Appellant Jessica Sekerka Siegel was charged with tampering with a

governmental record. The charging instrument alleged that Siegel falsely stated her

length of continuous residence in Montgomery County on an application for a

place on the Republican general primary ballot in 2012. 1 See Tex. Penal Code Ann.

§ 37.10(a)(1) (West Supp. 2014). The jury convicted Siegel of tampering with a

1 Because the 2013 amendments of section 37.10 of the Texas Penal Code do not affect section 37.10(a)(1) of the Texas Penal Code, we cite the current version of the statute. 1 governmental record and assessed punishment at two years of confinement in a

state jail facility, but recommended that Siegel’s sentence be suspended and that

she be placed on community supervision. The trial court signed a judgment in

accordance with the jury’s verdict.

In her sole appellate issue, Siegel challenges the legal sufficiency of the

evidence supporting her conviction. Specifically, Siegel contends that, even if the

application became a governmental record at some point, there was no evidence

that the document at issue was a governmental record when she made the false

entry. We reverse the trial court’s judgment and render a judgment of acquittal.

THE EVIDENCE

Siegel sought to appear on the 2012 Republican primary ballot as a

candidate for judge of the 418th District Court in Montgomery County, Texas, and

she filed an application on March 9, 2012.2 Walter Wilkerson, Jr., the chairman of

the Montgomery County Republican Party (“MCRP”), testified that a candidate for

district court judge must have resided in Montgomery County for two years.

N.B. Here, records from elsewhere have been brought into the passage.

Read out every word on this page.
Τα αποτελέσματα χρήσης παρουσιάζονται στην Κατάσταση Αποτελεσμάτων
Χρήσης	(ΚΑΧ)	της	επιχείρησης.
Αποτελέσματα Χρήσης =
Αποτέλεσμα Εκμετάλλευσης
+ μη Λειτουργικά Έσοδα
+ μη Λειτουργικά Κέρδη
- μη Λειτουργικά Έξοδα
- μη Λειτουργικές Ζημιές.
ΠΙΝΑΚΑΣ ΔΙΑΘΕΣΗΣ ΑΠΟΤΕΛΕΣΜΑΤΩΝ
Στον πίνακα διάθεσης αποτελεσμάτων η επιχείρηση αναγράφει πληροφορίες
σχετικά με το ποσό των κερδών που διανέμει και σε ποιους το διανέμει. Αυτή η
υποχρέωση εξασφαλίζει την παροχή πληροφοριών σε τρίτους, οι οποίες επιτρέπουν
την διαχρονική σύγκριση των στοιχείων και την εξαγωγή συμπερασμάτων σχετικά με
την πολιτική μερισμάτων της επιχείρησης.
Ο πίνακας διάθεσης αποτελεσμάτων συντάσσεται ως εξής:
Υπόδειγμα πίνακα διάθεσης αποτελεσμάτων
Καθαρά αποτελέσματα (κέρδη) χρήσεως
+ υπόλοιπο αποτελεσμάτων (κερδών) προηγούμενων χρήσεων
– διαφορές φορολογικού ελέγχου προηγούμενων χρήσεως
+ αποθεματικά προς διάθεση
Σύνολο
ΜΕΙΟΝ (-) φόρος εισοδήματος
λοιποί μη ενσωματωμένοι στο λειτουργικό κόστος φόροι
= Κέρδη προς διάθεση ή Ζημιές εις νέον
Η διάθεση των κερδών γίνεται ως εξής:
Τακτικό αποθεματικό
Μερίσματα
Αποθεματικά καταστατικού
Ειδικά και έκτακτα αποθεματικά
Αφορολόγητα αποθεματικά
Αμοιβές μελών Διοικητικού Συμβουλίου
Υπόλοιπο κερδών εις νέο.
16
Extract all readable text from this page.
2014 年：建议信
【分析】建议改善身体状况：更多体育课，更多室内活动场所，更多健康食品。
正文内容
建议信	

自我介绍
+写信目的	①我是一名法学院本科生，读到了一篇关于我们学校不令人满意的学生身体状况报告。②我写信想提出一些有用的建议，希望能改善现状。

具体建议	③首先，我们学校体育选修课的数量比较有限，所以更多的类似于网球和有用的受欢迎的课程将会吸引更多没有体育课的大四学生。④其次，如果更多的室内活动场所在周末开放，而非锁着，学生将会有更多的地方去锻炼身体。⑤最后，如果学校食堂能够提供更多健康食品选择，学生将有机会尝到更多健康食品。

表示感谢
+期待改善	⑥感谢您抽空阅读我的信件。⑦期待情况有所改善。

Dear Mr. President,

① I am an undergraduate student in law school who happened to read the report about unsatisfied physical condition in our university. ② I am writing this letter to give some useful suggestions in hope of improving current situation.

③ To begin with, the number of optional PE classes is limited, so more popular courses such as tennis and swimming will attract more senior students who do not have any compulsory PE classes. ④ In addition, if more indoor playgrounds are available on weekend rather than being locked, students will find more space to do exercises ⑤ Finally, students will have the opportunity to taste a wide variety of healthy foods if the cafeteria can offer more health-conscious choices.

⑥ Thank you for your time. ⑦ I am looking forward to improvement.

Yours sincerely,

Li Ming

According to Wilkerson, the Texas Secretary of State is the chief election officer

for the State of Texas, and the Texas Election Code requires candidates who wish

2 Siegel filed a previous application on Dec. 19, 2011, avowing to have resided in Montgomery County for one year prior to the date of such application. That application was rejected and not filed with the party. 2 to run on the primary ballot to fill out an application. Wilkerson explained that he

is required by law “to accept the document in a timely manner and to examine it,

make certain that it is properly completed, and that as best I can tell all the items

there are true[.]” Wilkerson indicated that once he signs and dates the application,

the application becomes “a matter of permanent record for the election” and “then

that person is qualified to appear on the primary ballot.” Wilkerson explained that

he is not required to forward the application to the Secretary of State, but the

Election Code provides that the application is “a matter of record” that the party

must “keep for a period of time after the election.” According to Wilkerson, the

MCRP is not a federal or state agency.

Keith Ingram, the director of the elections division at the Texas Secretary of

State’s office, testified that the Secretary of State serves as chief election officer of

the State of Texas. Ingram explained that the MCRP is not a governmental entity;

rather, MCRP is a quasi-governmental entity because although some governmental

statutes, such as the open records act, apply to MCRP, MCRP “is generally a

private entity.” According to Ingram, the Secretary of State’s Office creates the

form used for applications to appear on a primary ballot. The State introduced the

form into evidence. The information requested on the form includes the office

sought, whether the term sought is a full term or an unexpired term, the applicant’s

3 name, address, occupation, birth date, telephone numbers, county of residence, and

the length of the applicant’s residence in the state, county, and district. The form

contains none of the requested information until the applicant completes it. Ingram

testified that the applications are not filed with the Secretary of State’s Office, and

he explained that the applications are kept by the political party with which they

were filed. According to Ingram, the Election Code requires political parties to

retain applications for twenty-two months after an election. The State rested at the

conclusion of Ingram’s testimony.

ANALYSIS

As discussed above, in her sole appellate issue, Siegel challenges the legal

sufficiency of the evidence that the document at issue was a governmental record,

either in general or, alternatively, when she made the false entry. Siegel does not

challenge the sufficiency of the evidence as to other elements of the offense. In

reviewing the legal sufficiency of the evidence, we consider all the evidence in a

light most favorable to the prosecution to determine if any rational trier of fact

could have found the essential elements of the offense beyond a reasonable doubt.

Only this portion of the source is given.